In response to greater second-generation antipsychotic use seen among Medicaid-insured youth than their privately insured peers, 31 US states have implemented Medicaid prior authorization policies for these medications, and most of those apply to children younger than 7 years.1

Such prior authorization is currently mandated in Vermont, where researchers recently delved into antipsychotic prescribing patterns for Medicaid-insured pediatric patients across the state.2

“Part of our concern is that these medicines may be getting pulled out too early in the treatment planning for things like oppositional behavior, ahead of things like behavioral therapy that could be tried first,” said lead study author David C. Rettew, MD, director of the Pediatric Psychiatry Clinic at the University of Vermont Medical Center, in a press release. “…I'm not anti-antipsychotics; I just want to make sure they’re used very carefully.”

Using Medicaid claims data, Dr. Rettew and his colleagues sent a prior authorization survey to prescribers of each antipsychotic agent issued to a Medicaid-insured child in Vermont between July and October 2012. After receiving 677 completed surveys from 147 prescribers, they referred to best practice guidelines from the American Academy of Child and Adolescent Psychiatry (AACAP) to assess the appropriateness of the antipsychotic prescriptions.

In nearly 92% of the cases, the antipsychotic prescription followed the AACAP’s clinical indication guidelines, which advise that children who have not been diagnosed with major mental illness but present with other behavioral problems receive antipsychotic medications only after other pharmacologic and nonpharmacologic therapies have been tried. Similarly, in compliance with those guidelines, antipsychotics were not prescribed for minor issues, such as temper tantrums.
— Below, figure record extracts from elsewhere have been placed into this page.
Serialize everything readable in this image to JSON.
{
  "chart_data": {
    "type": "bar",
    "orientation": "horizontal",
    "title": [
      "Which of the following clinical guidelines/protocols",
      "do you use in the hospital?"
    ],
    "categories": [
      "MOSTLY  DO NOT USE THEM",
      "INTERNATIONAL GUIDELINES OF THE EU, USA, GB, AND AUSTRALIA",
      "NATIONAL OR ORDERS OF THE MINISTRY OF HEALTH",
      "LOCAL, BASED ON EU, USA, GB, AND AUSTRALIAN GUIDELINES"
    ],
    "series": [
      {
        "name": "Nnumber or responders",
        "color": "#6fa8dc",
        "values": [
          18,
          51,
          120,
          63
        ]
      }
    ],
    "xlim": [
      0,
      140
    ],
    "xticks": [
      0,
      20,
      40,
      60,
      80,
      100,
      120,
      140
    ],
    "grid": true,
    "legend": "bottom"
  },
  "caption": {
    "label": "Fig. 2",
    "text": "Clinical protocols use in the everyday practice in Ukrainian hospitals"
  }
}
Nevertheless, in half of the cases, prescribers deviated from the overall AACAP guidelines, mainly in failing to measure cholesterol and blood-glucose levels before and after a child began taking antipsychotics that are associated with increased risks for high cholesterol and diabetes.

“Current prescribing patterns of antipsychotic medications for children and adolescents follow best practice guidelines approximately one-half of the time, with nonadherence often related to lack of metabolic monitoring,” the authors concluded.
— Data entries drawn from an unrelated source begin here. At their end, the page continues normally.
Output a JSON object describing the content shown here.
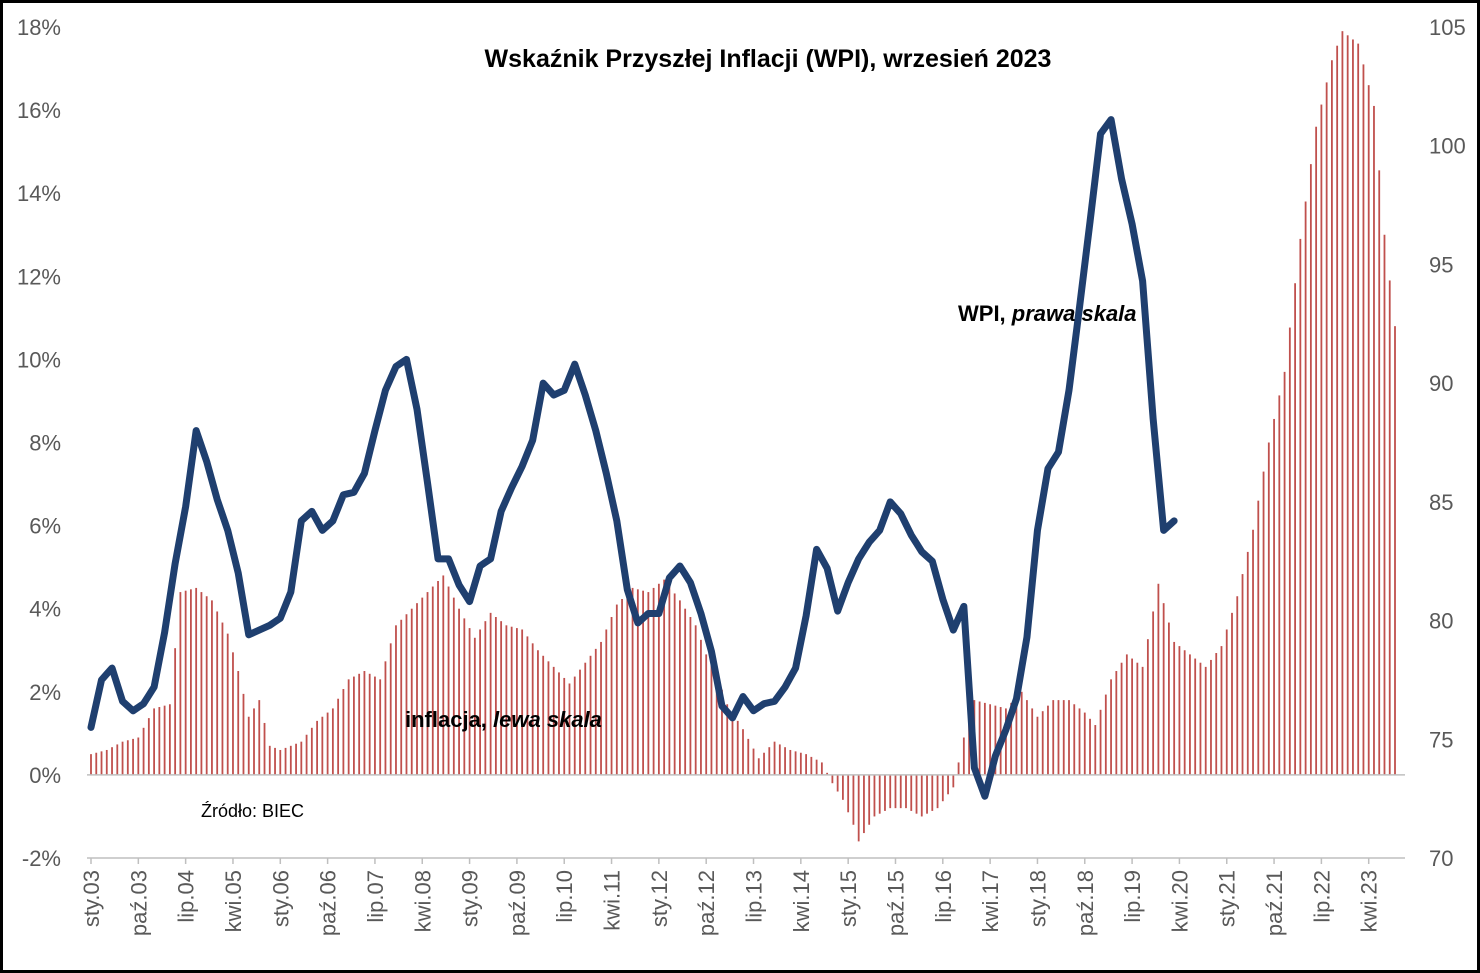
{
  "chart_data": {
    "type": "bar+line",
    "title": "Wskaźnik Przyszłej Inflacji (WPI), wrzesień 2023",
    "source": "Źródło: BIEC",
    "left_axis": {
      "ylim": [
        -2,
        18
      ],
      "ticks": [
        -2,
        0,
        2,
        4,
        6,
        8,
        10,
        12,
        14,
        16,
        18
      ],
      "tick_labels": [
        "-2%",
        "0%",
        "2%",
        "4%",
        "6%",
        "8%",
        "10%",
        "12%",
        "14%",
        "16%",
        "18%"
      ]
    },
    "right_axis": {
      "ylim": [
        70,
        105
      ],
      "ticks": [
        70,
        75,
        80,
        85,
        90,
        95,
        100,
        105
      ],
      "tick_labels": [
        "70",
        "75",
        "80",
        "85",
        "90",
        "95",
        "100",
        "105"
      ]
    },
    "x_axis": {
      "start": "2003-01",
      "months": 249,
      "tick_labels": [
        "sty.03",
        "paź.03",
        "lip.04",
        "kwi.05",
        "sty.06",
        "paź.06",
        "lip.07",
        "kwi.08",
        "sty.09",
        "paź.09",
        "lip.10",
        "kwi.11",
        "sty.12",
        "paź.12",
        "lip.13",
        "kwi.14",
        "sty.15",
        "paź.15",
        "lip.16",
        "kwi.17",
        "sty.18",
        "paź.18",
        "lip.19",
        "kwi.20",
        "sty.21",
        "paź.21",
        "lip.22",
        "kwi.23"
      ]
    },
    "annotations": {
      "wpi_label": "WPI, ",
      "wpi_label_italic": "prawa skala",
      "inflation_label": "inflacja, ",
      "inflation_label_italic": "lewa skala"
    },
    "series": [
      {
        "name": "inflacja",
        "axis": "left",
        "kind": "bar",
        "color": "#C0504D",
        "anchors": [
          [
            0,
            0.5
          ],
          [
            3,
            0.6
          ],
          [
            6,
            0.8
          ],
          [
            9,
            0.9
          ],
          [
            12,
            1.6
          ],
          [
            15,
            1.7
          ],
          [
            17,
            4.4
          ],
          [
            20,
            4.5
          ],
          [
            23,
            4.2
          ],
          [
            26,
            3.4
          ],
          [
            28,
            2.5
          ],
          [
            30,
            1.4
          ],
          [
            32,
            1.8
          ],
          [
            34,
            0.7
          ],
          [
            36,
            0.6
          ],
          [
            38,
            0.7
          ],
          [
            40,
            0.8
          ],
          [
            43,
            1.3
          ],
          [
            46,
            1.6
          ],
          [
            49,
            2.3
          ],
          [
            52,
            2.5
          ],
          [
            55,
            2.3
          ],
          [
            58,
            3.6
          ],
          [
            61,
            4.0
          ],
          [
            64,
            4.4
          ],
          [
            67,
            4.8
          ],
          [
            70,
            4.0
          ],
          [
            73,
            3.3
          ],
          [
            76,
            3.9
          ],
          [
            79,
            3.6
          ],
          [
            82,
            3.5
          ],
          [
            85,
            3.0
          ],
          [
            88,
            2.6
          ],
          [
            91,
            2.2
          ],
          [
            94,
            2.7
          ],
          [
            97,
            3.2
          ],
          [
            100,
            4.1
          ],
          [
            103,
            4.5
          ],
          [
            106,
            4.4
          ],
          [
            109,
            4.7
          ],
          [
            112,
            4.2
          ],
          [
            115,
            3.6
          ],
          [
            117,
            2.9
          ],
          [
            119,
            2.4
          ],
          [
            121,
            1.7
          ],
          [
            124,
            1.1
          ],
          [
            127,
            0.4
          ],
          [
            130,
            0.8
          ],
          [
            133,
            0.6
          ],
          [
            136,
            0.5
          ],
          [
            139,
            0.3
          ],
          [
            141,
            -0.2
          ],
          [
            143,
            -0.6
          ],
          [
            145,
            -1.2
          ],
          [
            146,
            -1.6
          ],
          [
            149,
            -1.0
          ],
          [
            152,
            -0.8
          ],
          [
            155,
            -0.8
          ],
          [
            158,
            -1.0
          ],
          [
            161,
            -0.8
          ],
          [
            164,
            -0.3
          ],
          [
            166,
            0.9
          ],
          [
            168,
            1.8
          ],
          [
            171,
            1.7
          ],
          [
            174,
            1.6
          ],
          [
            177,
            2.0
          ],
          [
            180,
            1.4
          ],
          [
            183,
            1.8
          ],
          [
            186,
            1.8
          ],
          [
            189,
            1.5
          ],
          [
            191,
            1.2
          ],
          [
            194,
            2.3
          ],
          [
            197,
            2.9
          ],
          [
            200,
            2.6
          ],
          [
            203,
            4.6
          ],
          [
            206,
            3.2
          ],
          [
            209,
            2.9
          ],
          [
            212,
            2.6
          ],
          [
            215,
            3.1
          ],
          [
            218,
            4.3
          ],
          [
            221,
            5.9
          ],
          [
            224,
            8.0
          ],
          [
            227,
            9.7
          ],
          [
            230,
            12.9
          ],
          [
            233,
            15.6
          ],
          [
            236,
            17.2
          ],
          [
            238,
            17.9
          ],
          [
            241,
            17.6
          ],
          [
            244,
            16.1
          ],
          [
            246,
            13.0
          ],
          [
            248,
            10.8
          ]
        ]
      },
      {
        "name": "WPI",
        "axis": "right",
        "kind": "line",
        "color": "#1F3F6F",
        "anchors": [
          [
            0,
            75.5
          ],
          [
            2,
            77.5
          ],
          [
            4,
            78.0
          ],
          [
            6,
            76.6
          ],
          [
            8,
            76.2
          ],
          [
            10,
            76.5
          ],
          [
            12,
            77.2
          ],
          [
            14,
            79.5
          ],
          [
            16,
            82.4
          ],
          [
            18,
            84.8
          ],
          [
            20,
            88.0
          ],
          [
            22,
            86.7
          ],
          [
            24,
            85.1
          ],
          [
            26,
            83.8
          ],
          [
            28,
            82.0
          ],
          [
            30,
            79.4
          ],
          [
            32,
            79.6
          ],
          [
            34,
            79.8
          ],
          [
            36,
            80.1
          ],
          [
            38,
            81.2
          ],
          [
            40,
            84.2
          ],
          [
            42,
            84.6
          ],
          [
            44,
            83.8
          ],
          [
            46,
            84.2
          ],
          [
            48,
            85.3
          ],
          [
            50,
            85.4
          ],
          [
            52,
            86.2
          ],
          [
            54,
            88.0
          ],
          [
            56,
            89.7
          ],
          [
            58,
            90.7
          ],
          [
            60,
            91.0
          ],
          [
            62,
            88.9
          ],
          [
            64,
            85.8
          ],
          [
            66,
            82.6
          ],
          [
            68,
            82.6
          ],
          [
            70,
            81.5
          ],
          [
            72,
            80.8
          ],
          [
            74,
            82.3
          ],
          [
            76,
            82.6
          ],
          [
            78,
            84.6
          ],
          [
            80,
            85.6
          ],
          [
            82,
            86.5
          ],
          [
            84,
            87.6
          ],
          [
            86,
            90.0
          ],
          [
            88,
            89.5
          ],
          [
            90,
            89.7
          ],
          [
            92,
            90.8
          ],
          [
            94,
            89.5
          ],
          [
            96,
            88.0
          ],
          [
            98,
            86.2
          ],
          [
            100,
            84.2
          ],
          [
            102,
            81.3
          ],
          [
            104,
            79.9
          ],
          [
            106,
            80.3
          ],
          [
            108,
            80.3
          ],
          [
            110,
            81.8
          ],
          [
            112,
            82.3
          ],
          [
            114,
            81.6
          ],
          [
            116,
            80.3
          ],
          [
            118,
            78.7
          ],
          [
            120,
            76.4
          ],
          [
            122,
            75.9
          ],
          [
            124,
            76.8
          ],
          [
            126,
            76.2
          ],
          [
            128,
            76.5
          ],
          [
            130,
            76.6
          ],
          [
            132,
            77.2
          ],
          [
            134,
            78.0
          ],
          [
            136,
            80.2
          ],
          [
            138,
            83.0
          ],
          [
            140,
            82.2
          ],
          [
            142,
            80.4
          ],
          [
            144,
            81.6
          ],
          [
            146,
            82.6
          ],
          [
            148,
            83.3
          ],
          [
            150,
            83.8
          ],
          [
            152,
            85.0
          ],
          [
            154,
            84.5
          ],
          [
            156,
            83.6
          ],
          [
            158,
            82.9
          ],
          [
            160,
            82.5
          ],
          [
            162,
            80.9
          ],
          [
            164,
            79.6
          ],
          [
            166,
            80.6
          ],
          [
            168,
            73.8
          ],
          [
            170,
            72.6
          ],
          [
            172,
            74.3
          ],
          [
            174,
            75.4
          ],
          [
            176,
            76.7
          ],
          [
            178,
            79.3
          ],
          [
            180,
            83.8
          ],
          [
            182,
            86.4
          ],
          [
            184,
            87.1
          ],
          [
            186,
            89.7
          ],
          [
            188,
            93.2
          ],
          [
            190,
            96.8
          ],
          [
            192,
            100.5
          ],
          [
            194,
            101.1
          ],
          [
            196,
            98.6
          ],
          [
            198,
            96.7
          ],
          [
            200,
            94.3
          ],
          [
            202,
            88.5
          ],
          [
            204,
            83.8
          ],
          [
            206,
            84.2
          ]
        ]
      }
    ]
  }
}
To help improve compliance with the AACAP guidelines, pharmacists should check in with pediatric patients taking antipsychotic medications about the recommended lab tests, Dr. Rettew told Pharmacy Times in an e-mail.
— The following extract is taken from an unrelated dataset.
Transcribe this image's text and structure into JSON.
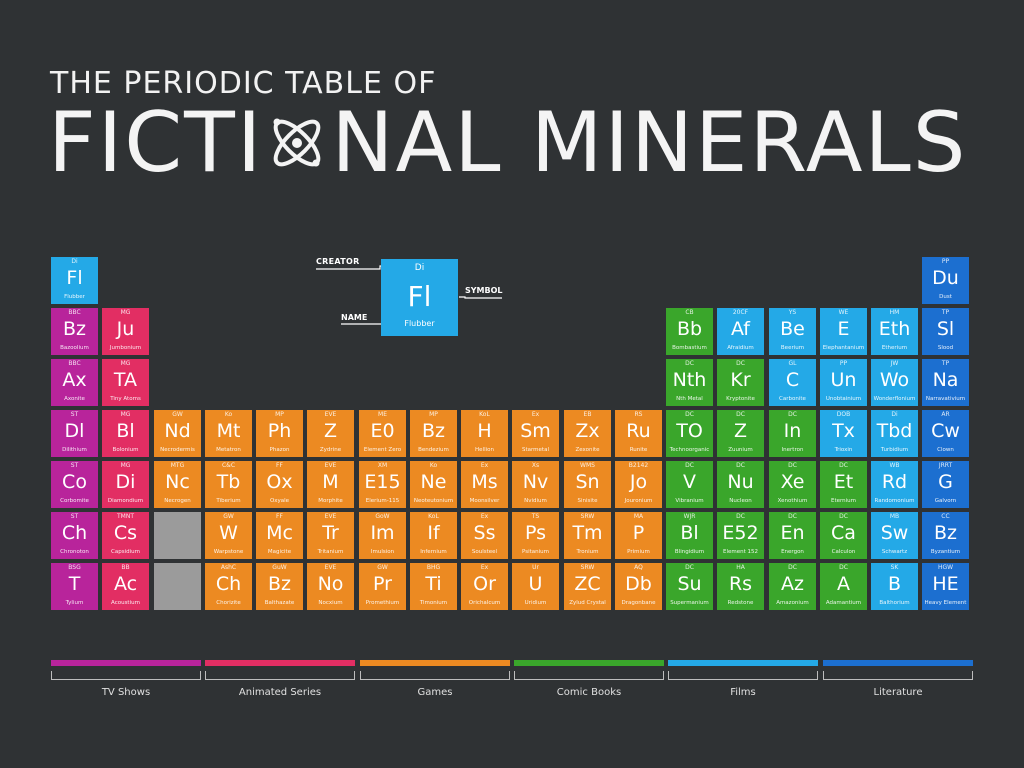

He also pointed out that pharmacists can help ensure a patient’s medication history is easily obtainable when he or she switches pharmacies or physicians.

“One thing we found from our study is that doctors often don't know what has been tried before, either related to therapy or other medications,” Dr. Rettew told Pharmacy Times. “Without knowing what’s been tried before, it’s tough knowing at what point antipsychotic medications should be considered.”


1.Schmid I, Burcu M, Zito M. Medicaid prior authorization policies for pediatric use of antipsychotic medications. JAMA. 2015;313(9):966.

2. Rettew DC, et al. Antipsychotic medication prescribing in children enrolled in Medicaid. Pediatrics. 2015;2014-2260.